É por isso que existe uma dívida acumulada de quase 15 milhões de euros referente a rendas não pagas “e que se intensificou nos últimos anos de gestão CDU”.
Por isso, Ricardo Leão reafirma o terá dito em todos os bairros durante a campanha eleitoral: a Câmara vai assumir as suas responsabilidades enquanto senhoria, vai intervencionar as casas, dando-lhes dignidade (“nalgumas chove dentro ou nem têm sanitas”) mas “apenas para aqueles que estão em situação legal, que pagam a renda. Para os que não pagam, a solução pode passar por acordos de pagamento das rendas em atraso. Nem um cêntimo para quem não quer pagar a renda porque senão torna-se injusto e não há equidade”, argumenta o edil de Loures.
A concretização da ligação por Metro de superfície entre Odivelas e Loures está prevista no PRR e implica um investimento de 250 milhões de euros. Esta é uma obra a cargo do Metro de Lisboa, no âmbito do Plano de Expensão e Modernização do Metropolitano de Lisboa.
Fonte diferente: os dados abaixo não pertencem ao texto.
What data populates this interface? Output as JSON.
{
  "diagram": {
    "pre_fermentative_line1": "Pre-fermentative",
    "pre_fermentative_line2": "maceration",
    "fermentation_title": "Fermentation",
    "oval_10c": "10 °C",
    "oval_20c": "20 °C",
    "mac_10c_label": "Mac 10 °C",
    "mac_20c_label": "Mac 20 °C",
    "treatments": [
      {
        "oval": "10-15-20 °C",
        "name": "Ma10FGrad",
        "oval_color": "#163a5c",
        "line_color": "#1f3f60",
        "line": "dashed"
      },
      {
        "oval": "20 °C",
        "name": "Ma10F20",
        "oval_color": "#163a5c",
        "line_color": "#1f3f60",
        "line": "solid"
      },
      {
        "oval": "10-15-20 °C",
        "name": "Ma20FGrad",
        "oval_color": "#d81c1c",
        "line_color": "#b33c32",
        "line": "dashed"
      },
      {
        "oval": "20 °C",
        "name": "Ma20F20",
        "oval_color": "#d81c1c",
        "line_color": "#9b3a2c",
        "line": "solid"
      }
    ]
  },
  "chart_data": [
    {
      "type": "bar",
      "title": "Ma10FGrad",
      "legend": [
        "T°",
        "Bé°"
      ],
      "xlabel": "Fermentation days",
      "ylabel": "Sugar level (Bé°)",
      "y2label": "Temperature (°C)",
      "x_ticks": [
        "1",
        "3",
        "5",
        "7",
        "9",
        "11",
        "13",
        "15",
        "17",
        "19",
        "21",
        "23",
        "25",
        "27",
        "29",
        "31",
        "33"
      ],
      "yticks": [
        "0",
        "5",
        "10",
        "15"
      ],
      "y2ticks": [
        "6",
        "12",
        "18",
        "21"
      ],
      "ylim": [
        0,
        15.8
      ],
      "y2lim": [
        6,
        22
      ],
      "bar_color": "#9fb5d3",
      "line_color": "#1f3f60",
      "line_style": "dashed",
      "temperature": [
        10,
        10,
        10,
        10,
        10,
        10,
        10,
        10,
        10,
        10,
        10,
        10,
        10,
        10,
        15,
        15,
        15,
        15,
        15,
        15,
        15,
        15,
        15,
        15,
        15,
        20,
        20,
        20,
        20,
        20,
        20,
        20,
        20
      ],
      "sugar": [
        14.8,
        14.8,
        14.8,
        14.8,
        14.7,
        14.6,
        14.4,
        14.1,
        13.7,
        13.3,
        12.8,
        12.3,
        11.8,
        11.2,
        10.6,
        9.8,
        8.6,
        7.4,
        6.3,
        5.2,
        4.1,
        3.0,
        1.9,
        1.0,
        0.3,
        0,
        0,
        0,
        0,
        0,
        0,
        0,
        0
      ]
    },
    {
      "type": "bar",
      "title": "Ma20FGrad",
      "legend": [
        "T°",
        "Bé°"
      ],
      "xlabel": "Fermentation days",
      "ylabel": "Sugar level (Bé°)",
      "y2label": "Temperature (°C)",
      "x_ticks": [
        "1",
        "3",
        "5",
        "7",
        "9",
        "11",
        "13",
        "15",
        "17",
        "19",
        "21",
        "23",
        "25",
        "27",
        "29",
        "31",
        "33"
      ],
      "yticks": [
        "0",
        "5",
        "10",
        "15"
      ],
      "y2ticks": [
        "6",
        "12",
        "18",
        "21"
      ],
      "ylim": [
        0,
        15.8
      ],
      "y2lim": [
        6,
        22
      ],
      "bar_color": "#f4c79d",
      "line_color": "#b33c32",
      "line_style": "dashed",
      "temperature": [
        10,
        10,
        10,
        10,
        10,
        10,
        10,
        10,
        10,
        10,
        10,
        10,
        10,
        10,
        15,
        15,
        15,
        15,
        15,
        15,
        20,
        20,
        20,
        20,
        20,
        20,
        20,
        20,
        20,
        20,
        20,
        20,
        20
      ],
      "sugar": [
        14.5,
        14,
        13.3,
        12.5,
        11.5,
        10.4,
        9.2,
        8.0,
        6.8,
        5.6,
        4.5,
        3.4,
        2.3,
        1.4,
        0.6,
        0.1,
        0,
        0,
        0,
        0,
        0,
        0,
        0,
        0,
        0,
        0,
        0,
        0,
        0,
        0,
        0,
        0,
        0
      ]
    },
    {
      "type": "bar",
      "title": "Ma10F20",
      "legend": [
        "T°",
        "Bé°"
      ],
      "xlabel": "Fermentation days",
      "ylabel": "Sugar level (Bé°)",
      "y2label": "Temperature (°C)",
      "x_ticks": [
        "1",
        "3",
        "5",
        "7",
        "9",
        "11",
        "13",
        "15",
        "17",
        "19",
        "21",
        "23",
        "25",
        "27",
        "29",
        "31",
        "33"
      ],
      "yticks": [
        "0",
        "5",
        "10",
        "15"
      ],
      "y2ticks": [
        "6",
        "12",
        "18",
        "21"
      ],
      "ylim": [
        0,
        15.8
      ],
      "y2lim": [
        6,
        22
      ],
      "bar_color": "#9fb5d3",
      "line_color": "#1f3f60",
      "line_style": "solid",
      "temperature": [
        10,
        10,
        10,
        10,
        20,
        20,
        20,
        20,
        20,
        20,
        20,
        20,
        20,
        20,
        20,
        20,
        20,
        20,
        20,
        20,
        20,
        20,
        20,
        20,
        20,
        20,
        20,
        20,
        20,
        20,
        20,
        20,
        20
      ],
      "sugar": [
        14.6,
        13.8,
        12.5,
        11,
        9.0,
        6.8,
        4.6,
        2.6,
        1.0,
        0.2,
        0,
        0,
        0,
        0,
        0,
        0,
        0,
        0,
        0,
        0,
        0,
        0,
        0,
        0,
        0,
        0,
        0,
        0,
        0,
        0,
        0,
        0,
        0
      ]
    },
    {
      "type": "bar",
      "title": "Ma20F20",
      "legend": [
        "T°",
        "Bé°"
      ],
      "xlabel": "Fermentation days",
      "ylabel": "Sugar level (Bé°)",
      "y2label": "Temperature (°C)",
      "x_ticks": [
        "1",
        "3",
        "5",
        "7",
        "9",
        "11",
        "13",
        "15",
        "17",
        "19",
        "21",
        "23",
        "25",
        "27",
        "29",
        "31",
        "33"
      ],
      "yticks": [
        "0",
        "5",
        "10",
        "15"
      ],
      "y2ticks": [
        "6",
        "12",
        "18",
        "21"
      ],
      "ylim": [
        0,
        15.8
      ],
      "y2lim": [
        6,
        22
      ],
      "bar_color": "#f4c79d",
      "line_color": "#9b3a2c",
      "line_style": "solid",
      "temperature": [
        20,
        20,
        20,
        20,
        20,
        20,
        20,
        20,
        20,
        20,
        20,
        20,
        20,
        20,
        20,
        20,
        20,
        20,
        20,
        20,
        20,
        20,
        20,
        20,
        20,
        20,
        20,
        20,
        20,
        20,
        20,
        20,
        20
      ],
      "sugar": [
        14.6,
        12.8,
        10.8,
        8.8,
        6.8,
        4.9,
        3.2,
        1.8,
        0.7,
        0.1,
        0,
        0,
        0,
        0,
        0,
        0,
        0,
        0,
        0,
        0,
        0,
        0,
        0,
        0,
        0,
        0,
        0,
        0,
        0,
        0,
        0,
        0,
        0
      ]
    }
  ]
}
No entanto, há obras complementares e despesas com expropriações que ficam a cargo dos municípios. Ricardo Leão explica que será necessário fazer a requalificação do espaço público, construir uma linha rodoviária nova (porque o Metro vai usar a EN8), investir em transportes públicos e construir parques de estacionamento, já que as estações estão longe da malha urbana.
“Só com uma boa oferta de transportes públicos, em horários de ponta da manhã e fim do dia e com várias frequências, a desaguar nas estações de Metro e a construção de parques é que as pessoas vão usar este meio de transporte. Isso tem custos. No caso de Loures, antes da guerra, as estimativas apontavam para 40/50 milhões de euros de despesas extraordinárias”, diz.
Os autarcas de Loures e Odivelas já terão transmitido esta preocupação ao novo ministro do Ambiente, Duarte Cordeiro. “Terá de se encontrar uma solução no âmbito do PRR ou alguma linha de crédito a que os municípios possam candidatar-se para que a expansão do metro se possa concretizar no prazo normal, ou seja, até 2025-2026”, defende Ricardo Leão.